Выбрать главу

— Я был в городе, все подготовил к отъезду. Завтра я уезжаю в горы. Тебе не придется оставлять отца.

— Ты берешь ее с собой?

Произнесено это было великолепно — ни малейшего оттенка чувств, ни тени любопытства — просто, естественно, не холодно, но и без интереса. И невозможно было определить, чем продиктован этот вопрос — великодушием или злобой. Хилери решил в пользу первого.

— Благодарю тебя, — сказал он. — Эта комедия окончена.

Вдоль самого берега Круглого Пруда гордым лебедем направлялся в открытое море пароходик; следом за этим великолепным судном двигалась крохотная, выдолбленная из деревяшки лодочка с тремя перьями вместо мачт ее и подкидывало и бросало из стороны в сторону; два оборванных мальчугана, владельцы миниатюрной галеры, тянули к ней прутики через прозрачную воду. Невидящими глазами Бианка смотрела на эту иллюстрацию того, как человек гордится своей собственностью. На шее у нее висела тонкая золотая цепочка. Резким движением Бианка сунула ее за вырез платья; цепочка под ее рукой разорвалась надвое.

Они дошли до дома, так и не произнеся больше ни слова.

У двери кабинета Хилери поджидала Миранда. Он погладил ее, и от этой ласки по гладкой коже собаки прошла дрожь, но затем она снова свернулась клубочком на прежнем месте, уже нагретом ее телом.

— Ты разве не хочешь войти со мной? — сказал Хилери.

Миранда не шевельнулась.

Хилери тотчас понял, почему собака не пожелала войти в кабинет: там, возле длинного книжного шкафа, за бюстом Сократа, стояла маленькая натурщица — очень тихо, словно боясь звуком или движением выдать свое присутствие. На ней было зеленовато-голубое платье, на голове — шляпка из коричневой соломки, без полей, отделанная двумя тесно посаженными темно-красными розами на ленте из еще более темного красного бархата. Рядом с розами было воткнуто павлинье перышко — маленький нечестивец, который стоял чуть откинувшись назад, стараясь и привлечь к себе внимание и остаться незамеченным. Затиснутая между мрачным белым бюстом и почти черным шкафом, девушка казалась незаконно проскользнувшим сюда духом, который теперь дрожал и страшился, готовый к тому, что его выставят за дверь.

Хилери отступил было за порог, постоял в нерешительности, затем вошел.

— Вам не следовало приходить сюда после того, что мы вам вчера сказали, — проговорил он вполголоса.
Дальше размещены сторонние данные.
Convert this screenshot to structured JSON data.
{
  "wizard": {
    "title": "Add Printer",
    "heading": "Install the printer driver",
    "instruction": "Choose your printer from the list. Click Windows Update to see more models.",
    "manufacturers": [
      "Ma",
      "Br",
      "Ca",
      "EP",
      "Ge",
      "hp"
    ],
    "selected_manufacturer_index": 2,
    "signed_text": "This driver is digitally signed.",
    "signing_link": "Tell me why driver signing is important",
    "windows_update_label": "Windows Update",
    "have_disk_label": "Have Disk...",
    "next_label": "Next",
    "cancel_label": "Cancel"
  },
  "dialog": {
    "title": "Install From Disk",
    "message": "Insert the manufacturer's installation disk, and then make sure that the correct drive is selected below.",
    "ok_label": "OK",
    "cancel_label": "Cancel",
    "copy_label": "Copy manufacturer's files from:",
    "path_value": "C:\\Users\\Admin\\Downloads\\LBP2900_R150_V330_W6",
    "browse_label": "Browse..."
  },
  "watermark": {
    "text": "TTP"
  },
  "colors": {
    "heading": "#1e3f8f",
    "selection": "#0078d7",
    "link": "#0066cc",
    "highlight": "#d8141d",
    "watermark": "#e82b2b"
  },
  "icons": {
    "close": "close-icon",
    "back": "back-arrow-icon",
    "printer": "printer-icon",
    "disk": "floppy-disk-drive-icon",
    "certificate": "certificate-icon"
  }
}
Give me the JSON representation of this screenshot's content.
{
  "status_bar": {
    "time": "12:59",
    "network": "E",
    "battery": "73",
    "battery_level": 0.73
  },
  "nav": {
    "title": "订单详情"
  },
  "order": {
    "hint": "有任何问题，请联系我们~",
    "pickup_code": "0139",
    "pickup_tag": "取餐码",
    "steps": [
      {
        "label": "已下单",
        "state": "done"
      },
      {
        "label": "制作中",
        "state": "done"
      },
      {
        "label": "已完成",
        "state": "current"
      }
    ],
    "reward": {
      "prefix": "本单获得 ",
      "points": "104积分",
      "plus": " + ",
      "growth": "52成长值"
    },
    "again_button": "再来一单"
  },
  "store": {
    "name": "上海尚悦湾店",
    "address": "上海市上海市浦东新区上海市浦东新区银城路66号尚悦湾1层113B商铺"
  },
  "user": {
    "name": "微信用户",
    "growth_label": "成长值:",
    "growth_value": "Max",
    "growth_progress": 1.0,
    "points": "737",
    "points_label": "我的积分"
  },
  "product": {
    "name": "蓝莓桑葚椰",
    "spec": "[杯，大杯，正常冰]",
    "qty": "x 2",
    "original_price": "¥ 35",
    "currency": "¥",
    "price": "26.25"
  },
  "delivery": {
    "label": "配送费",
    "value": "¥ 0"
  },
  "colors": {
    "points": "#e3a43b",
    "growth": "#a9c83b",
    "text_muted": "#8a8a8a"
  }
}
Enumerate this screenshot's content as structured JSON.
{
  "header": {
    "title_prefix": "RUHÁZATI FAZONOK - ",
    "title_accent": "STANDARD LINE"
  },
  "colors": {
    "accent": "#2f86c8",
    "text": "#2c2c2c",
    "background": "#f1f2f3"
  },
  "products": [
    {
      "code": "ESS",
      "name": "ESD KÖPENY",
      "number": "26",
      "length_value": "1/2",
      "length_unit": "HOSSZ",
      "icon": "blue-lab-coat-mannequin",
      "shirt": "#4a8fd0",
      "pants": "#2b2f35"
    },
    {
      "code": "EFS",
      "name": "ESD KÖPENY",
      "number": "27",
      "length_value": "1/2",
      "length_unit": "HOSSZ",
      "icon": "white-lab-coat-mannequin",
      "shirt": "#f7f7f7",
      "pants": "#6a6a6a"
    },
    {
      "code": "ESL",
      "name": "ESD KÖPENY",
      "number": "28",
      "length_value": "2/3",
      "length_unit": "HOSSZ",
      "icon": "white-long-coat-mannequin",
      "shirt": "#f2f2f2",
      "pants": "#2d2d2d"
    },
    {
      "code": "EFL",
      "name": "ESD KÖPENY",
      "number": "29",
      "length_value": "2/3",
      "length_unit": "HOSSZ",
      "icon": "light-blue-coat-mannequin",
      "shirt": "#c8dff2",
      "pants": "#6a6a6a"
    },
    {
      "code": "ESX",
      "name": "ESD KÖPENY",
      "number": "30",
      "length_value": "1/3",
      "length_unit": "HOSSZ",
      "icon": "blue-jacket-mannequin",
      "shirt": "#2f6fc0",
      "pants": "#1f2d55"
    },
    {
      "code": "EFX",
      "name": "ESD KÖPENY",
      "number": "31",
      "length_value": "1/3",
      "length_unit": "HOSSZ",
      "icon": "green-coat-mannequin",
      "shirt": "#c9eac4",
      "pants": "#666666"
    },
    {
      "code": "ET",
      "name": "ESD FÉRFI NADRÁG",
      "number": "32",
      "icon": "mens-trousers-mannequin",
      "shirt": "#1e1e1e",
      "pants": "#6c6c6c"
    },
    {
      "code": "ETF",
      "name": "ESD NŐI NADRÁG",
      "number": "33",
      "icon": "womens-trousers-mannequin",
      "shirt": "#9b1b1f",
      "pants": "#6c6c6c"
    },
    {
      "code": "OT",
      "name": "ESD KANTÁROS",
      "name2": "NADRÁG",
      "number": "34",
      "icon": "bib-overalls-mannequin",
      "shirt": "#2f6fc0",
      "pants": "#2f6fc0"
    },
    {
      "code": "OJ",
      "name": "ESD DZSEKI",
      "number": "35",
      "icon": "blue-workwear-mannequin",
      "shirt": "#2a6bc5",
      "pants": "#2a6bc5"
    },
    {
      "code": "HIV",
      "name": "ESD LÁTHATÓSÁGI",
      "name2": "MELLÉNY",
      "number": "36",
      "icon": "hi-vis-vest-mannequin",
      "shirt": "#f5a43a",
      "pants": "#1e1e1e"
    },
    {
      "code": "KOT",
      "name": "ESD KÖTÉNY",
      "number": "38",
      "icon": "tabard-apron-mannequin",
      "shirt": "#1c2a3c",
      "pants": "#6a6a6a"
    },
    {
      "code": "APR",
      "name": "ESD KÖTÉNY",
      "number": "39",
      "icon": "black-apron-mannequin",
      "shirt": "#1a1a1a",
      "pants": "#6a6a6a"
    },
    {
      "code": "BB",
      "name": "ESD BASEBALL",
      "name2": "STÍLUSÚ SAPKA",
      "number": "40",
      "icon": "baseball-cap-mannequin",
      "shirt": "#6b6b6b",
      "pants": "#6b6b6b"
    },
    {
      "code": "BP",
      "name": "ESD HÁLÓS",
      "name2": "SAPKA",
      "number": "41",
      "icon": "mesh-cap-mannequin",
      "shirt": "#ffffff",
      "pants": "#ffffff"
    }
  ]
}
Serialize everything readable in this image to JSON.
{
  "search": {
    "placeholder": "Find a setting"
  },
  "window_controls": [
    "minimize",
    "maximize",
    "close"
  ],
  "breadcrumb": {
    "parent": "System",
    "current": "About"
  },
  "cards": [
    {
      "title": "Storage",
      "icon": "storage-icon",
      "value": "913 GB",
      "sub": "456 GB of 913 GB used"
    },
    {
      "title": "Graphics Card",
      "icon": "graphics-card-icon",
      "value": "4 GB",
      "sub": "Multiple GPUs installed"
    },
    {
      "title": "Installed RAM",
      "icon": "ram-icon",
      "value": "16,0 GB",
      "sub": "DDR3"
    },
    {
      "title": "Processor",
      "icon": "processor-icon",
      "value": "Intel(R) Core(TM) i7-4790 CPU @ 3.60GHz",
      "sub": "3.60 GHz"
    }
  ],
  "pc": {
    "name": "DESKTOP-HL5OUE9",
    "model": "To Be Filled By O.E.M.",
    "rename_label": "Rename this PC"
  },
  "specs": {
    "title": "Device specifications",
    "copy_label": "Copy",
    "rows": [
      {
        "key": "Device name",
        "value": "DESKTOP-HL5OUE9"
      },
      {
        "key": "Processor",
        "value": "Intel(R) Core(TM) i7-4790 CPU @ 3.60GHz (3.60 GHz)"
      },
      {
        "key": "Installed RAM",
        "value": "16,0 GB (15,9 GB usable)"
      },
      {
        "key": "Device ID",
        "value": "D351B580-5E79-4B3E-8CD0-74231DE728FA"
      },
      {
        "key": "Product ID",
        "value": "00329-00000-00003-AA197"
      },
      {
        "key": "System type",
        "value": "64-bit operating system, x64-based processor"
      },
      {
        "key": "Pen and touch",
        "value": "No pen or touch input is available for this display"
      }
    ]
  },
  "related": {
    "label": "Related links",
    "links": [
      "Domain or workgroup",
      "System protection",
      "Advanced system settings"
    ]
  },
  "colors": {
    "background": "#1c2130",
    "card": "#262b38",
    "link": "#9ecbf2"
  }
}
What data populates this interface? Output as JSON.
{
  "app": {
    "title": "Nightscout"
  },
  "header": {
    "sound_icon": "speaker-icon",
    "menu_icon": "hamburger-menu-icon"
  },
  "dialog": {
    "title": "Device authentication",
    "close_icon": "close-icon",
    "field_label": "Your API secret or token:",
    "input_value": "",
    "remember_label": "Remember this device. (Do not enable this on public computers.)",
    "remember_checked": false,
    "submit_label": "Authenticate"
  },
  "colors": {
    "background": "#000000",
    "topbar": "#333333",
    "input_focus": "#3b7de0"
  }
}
Маленькая натурщица, торопясь, сказала:

— Но я видела Хьюза, мистер Даллисон! Он разузнал, где я живу. Ох, какой у него был ужасный вид, как он меня напугал! Я теперь больше не могу там оставаться.

Она немного вышла вперед из своего укрытия и стояла, опустив голову, нервно крутя пальцы.

«Она лжет», — подумал Хилери.

Маленькая натурщица глянула на него украдкой.

— Я его видела, это правда, — сказала она. — Мне надо переезжать, сразу же. А то мне там опасно, верно?

И она снова бросила на него быстрый взгляд.

Хилери подумал: «Она обращает против меня мое же оружие. Возможно, что она действительно видела Хьюза, но он не испугал ее. Поделом мне».

Сухо рассмеявшись, он повернулся к ней спиной.

Послышался шорох. Маленькая натурщица отошла от шкафа и теперь стояла между Хилери и дверью. Этот ее маневр вызвал у Хилери трепет — такой же, как тогда в парке, после похорон. А в саду за окном голубь посылал миру свою тягучую любовную песню. Хилери ее не слышал, он сознавал только одно: за его спиной стоит юное существо, девушка, заполонившая все его чувства.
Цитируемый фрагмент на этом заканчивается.